Étapes suivantes (pratiques, pas motivationnelles)

  1. Baissez les TTL pour les MX et les noms d’hôte mail 24–48 heures à l’avance, et vérifiez avec dig.
  2. Construisez le nouveau serveur pour reproduire le comportement ancien : ports, TLS, auth, domaines, filtres, quotas.
  3. Lancez une synchronisation initiale, puis une synchronisation incrémentale, et mesurez les deltas pour prédire la fenêtre finale.
  4. Validez avec de vraies boîtes et des tests bout en bout SMTP/IMAP avant de toucher au DNS.
  5. Basculez avec un gel court, préférez les différés 4xx aux rejets permanents sur l’ancien serveur.

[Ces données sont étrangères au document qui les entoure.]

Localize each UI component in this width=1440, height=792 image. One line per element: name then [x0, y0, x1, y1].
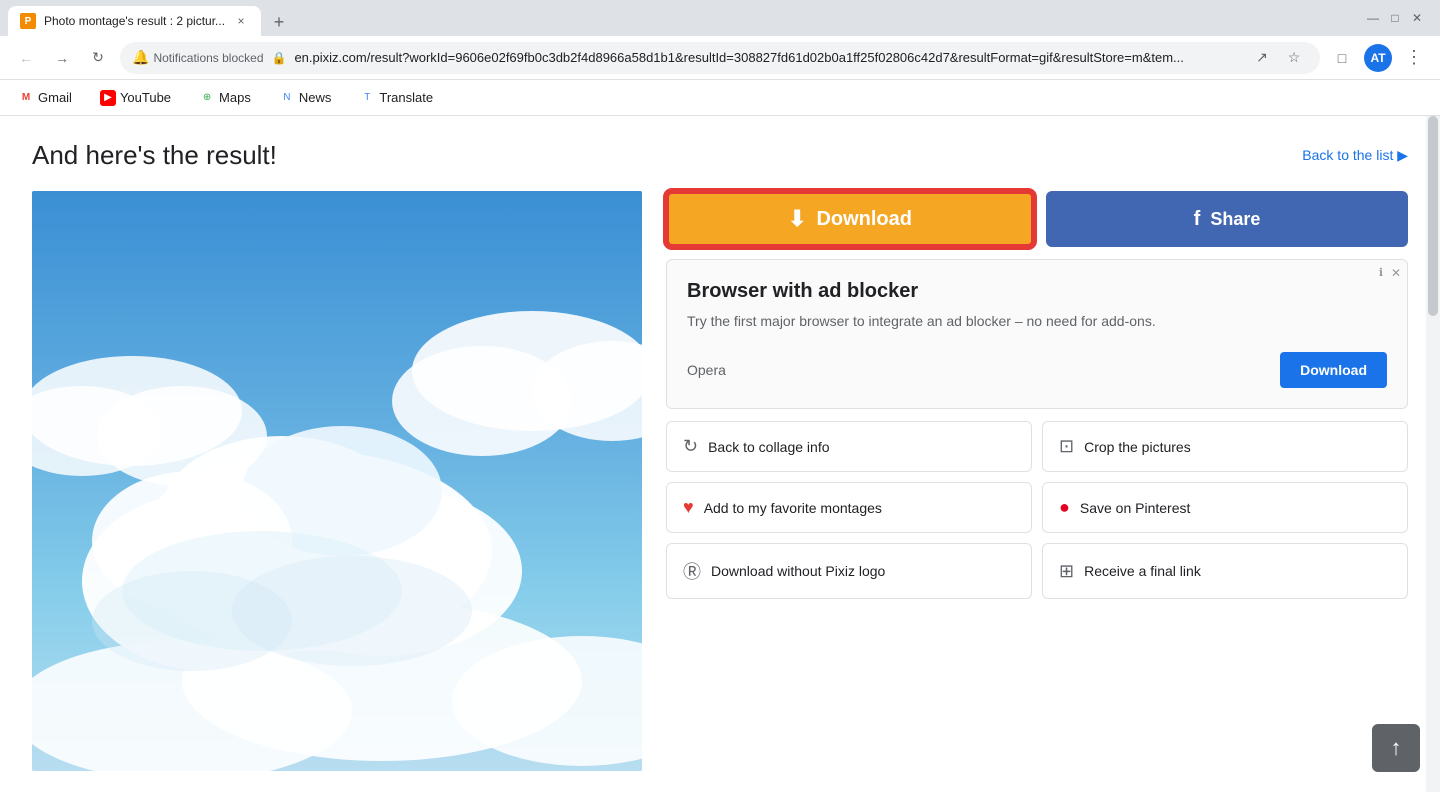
back-to-collage-button[interactable]: ↻ Back to collage info [666, 421, 1032, 472]
back-to-collage-label: Back to collage info [708, 439, 829, 455]
actions-grid: ↻ Back to collage info ⊡ Crop the pictur… [666, 421, 1408, 599]
tab-favicon: P [20, 13, 36, 29]
scrollbar-track [1426, 116, 1440, 792]
new-tab-button[interactable]: + [265, 8, 293, 36]
back-button[interactable]: ← [12, 44, 40, 72]
ad-info-icon: ℹ [1379, 266, 1383, 279]
gmail-label: Gmail [38, 90, 72, 105]
receive-link-button[interactable]: ⊞ Receive a final link [1042, 543, 1408, 599]
crop-pictures-button[interactable]: ⊡ Crop the pictures [1042, 421, 1408, 472]
cloud-svg [32, 191, 642, 771]
back-to-list-link[interactable]: Back to the list ▶ [1302, 147, 1408, 164]
ad-footer: Opera Download [687, 352, 1387, 388]
crop-pictures-label: Crop the pictures [1084, 439, 1191, 455]
action-panel: ⬇ Download f Share ℹ ✕ Browser with ad b… [666, 191, 1408, 771]
extensions-button[interactable]: □ [1328, 44, 1356, 72]
download-no-logo-button[interactable]: Ⓡ Download without Pixiz logo [666, 543, 1032, 599]
translate-icon: T [359, 90, 375, 106]
address-bar: ← → ↻ 🔔 Notifications blocked 🔒 en.pixiz… [0, 36, 1440, 80]
close-window-button[interactable]: ✕ [1410, 11, 1424, 25]
tab-close-button[interactable]: × [233, 13, 249, 29]
url-text: en.pixiz.com/result?workId=9606e02f69fb0… [294, 50, 1240, 65]
page-header: And here's the result! Back to the list … [32, 140, 1408, 171]
share-label: Share [1210, 209, 1260, 230]
url-bar[interactable]: 🔔 Notifications blocked 🔒 en.pixiz.com/r… [120, 42, 1320, 74]
facebook-icon: f [1194, 208, 1201, 231]
result-layout: ⬇ Download f Share ℹ ✕ Browser with ad b… [32, 191, 1408, 771]
maps-icon: ⊕ [199, 90, 215, 106]
crop-icon: ⊡ [1059, 436, 1074, 457]
notifications-blocked: 🔔 Notifications blocked [132, 49, 264, 66]
link-icon: ⊞ [1059, 561, 1074, 582]
bell-icon: 🔔 [132, 49, 149, 66]
result-image [32, 191, 642, 771]
ad-description: Try the first major browser to integrate… [687, 311, 1387, 332]
download-button[interactable]: ⬇ Download [666, 191, 1034, 247]
download-no-logo-label: Download without Pixiz logo [711, 563, 885, 579]
url-actions: ↗ ☆ [1248, 44, 1308, 72]
bookmark-maps[interactable]: ⊕ Maps [193, 86, 257, 110]
favorite-montages-button[interactable]: ♥ Add to my favorite montages [666, 482, 1032, 533]
share-button[interactable]: f Share [1046, 191, 1408, 247]
youtube-icon: ▶ [100, 90, 116, 106]
news-label: News [299, 90, 332, 105]
forward-button[interactable]: → [48, 44, 76, 72]
bookmark-youtube[interactable]: ▶ YouTube [94, 86, 177, 110]
favorite-montages-label: Add to my favorite montages [704, 500, 882, 516]
bookmark-translate[interactable]: T Translate [353, 86, 439, 110]
notifications-blocked-label: Notifications blocked [153, 51, 263, 65]
ad-title: Browser with ad blocker [687, 280, 1387, 303]
tab-title: Photo montage's result : 2 pictur... [44, 14, 225, 28]
heart-icon: ♥ [683, 497, 694, 518]
ad-close-button[interactable]: ✕ [1391, 266, 1401, 280]
receive-link-label: Receive a final link [1084, 563, 1201, 579]
ad-box: ℹ ✕ Browser with ad blocker Try the firs… [666, 259, 1408, 409]
news-icon: N [279, 90, 295, 106]
lock-icon: 🔒 [272, 51, 287, 65]
save-pinterest-button[interactable]: ● Save on Pinterest [1042, 482, 1408, 533]
bookmark-gmail[interactable]: M Gmail [12, 86, 78, 110]
scrollbar-thumb[interactable] [1428, 116, 1438, 316]
ad-label: ℹ [1379, 266, 1383, 279]
menu-button[interactable]: ⋮ [1400, 44, 1428, 72]
reload-button[interactable]: ↻ [84, 44, 112, 72]
scroll-to-top-button[interactable]: ↑ [1372, 724, 1420, 772]
avatar[interactable]: AT [1364, 44, 1392, 72]
browser-content: And here's the result! Back to the list … [0, 116, 1440, 792]
maximize-button[interactable]: □ [1388, 11, 1402, 25]
bookmark-news[interactable]: N News [273, 86, 338, 110]
gmail-icon: M [18, 90, 34, 106]
window-controls: — □ ✕ [1366, 11, 1432, 25]
ad-brand: Opera [687, 362, 726, 378]
refresh-icon: ↻ [683, 436, 698, 457]
download-label: Download [816, 208, 912, 231]
bookmarks-bar: M Gmail ▶ YouTube ⊕ Maps N News T Transl… [0, 80, 1440, 116]
share-url-button[interactable]: ↗ [1248, 44, 1276, 72]
page-content: And here's the result! Back to the list … [0, 116, 1440, 792]
maps-label: Maps [219, 90, 251, 105]
active-tab[interactable]: P Photo montage's result : 2 pictur... × [8, 6, 261, 36]
download-icon: ⬇ [788, 206, 806, 232]
bookmark-button[interactable]: ☆ [1280, 44, 1308, 72]
minimize-button[interactable]: — [1366, 11, 1380, 25]
page-title: And here's the result! [32, 140, 277, 171]
ad-cta-button[interactable]: Download [1280, 352, 1387, 388]
registered-icon: Ⓡ [683, 558, 701, 584]
primary-buttons-row: ⬇ Download f Share [666, 191, 1408, 247]
pinterest-icon: ● [1059, 497, 1070, 518]
youtube-label: YouTube [120, 90, 171, 105]
save-pinterest-label: Save on Pinterest [1080, 500, 1191, 516]
translate-label: Translate [379, 90, 433, 105]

  6. Surveillez comme un professionnel : files, échecs d’auth, latence stockage et comportement DKIM/SPF.
  7. Gardez le rollback simple : ancien serveur intact, SPF incluant temporairement les deux IPs, et ne supprimez rien avant une semaine calme.

Si vous suivez ces étapes, la migration devient agréablement ennuyeuse. Et ennuyeux est le compliment le plus élevé qu’on puisse faire à un système de messagerie.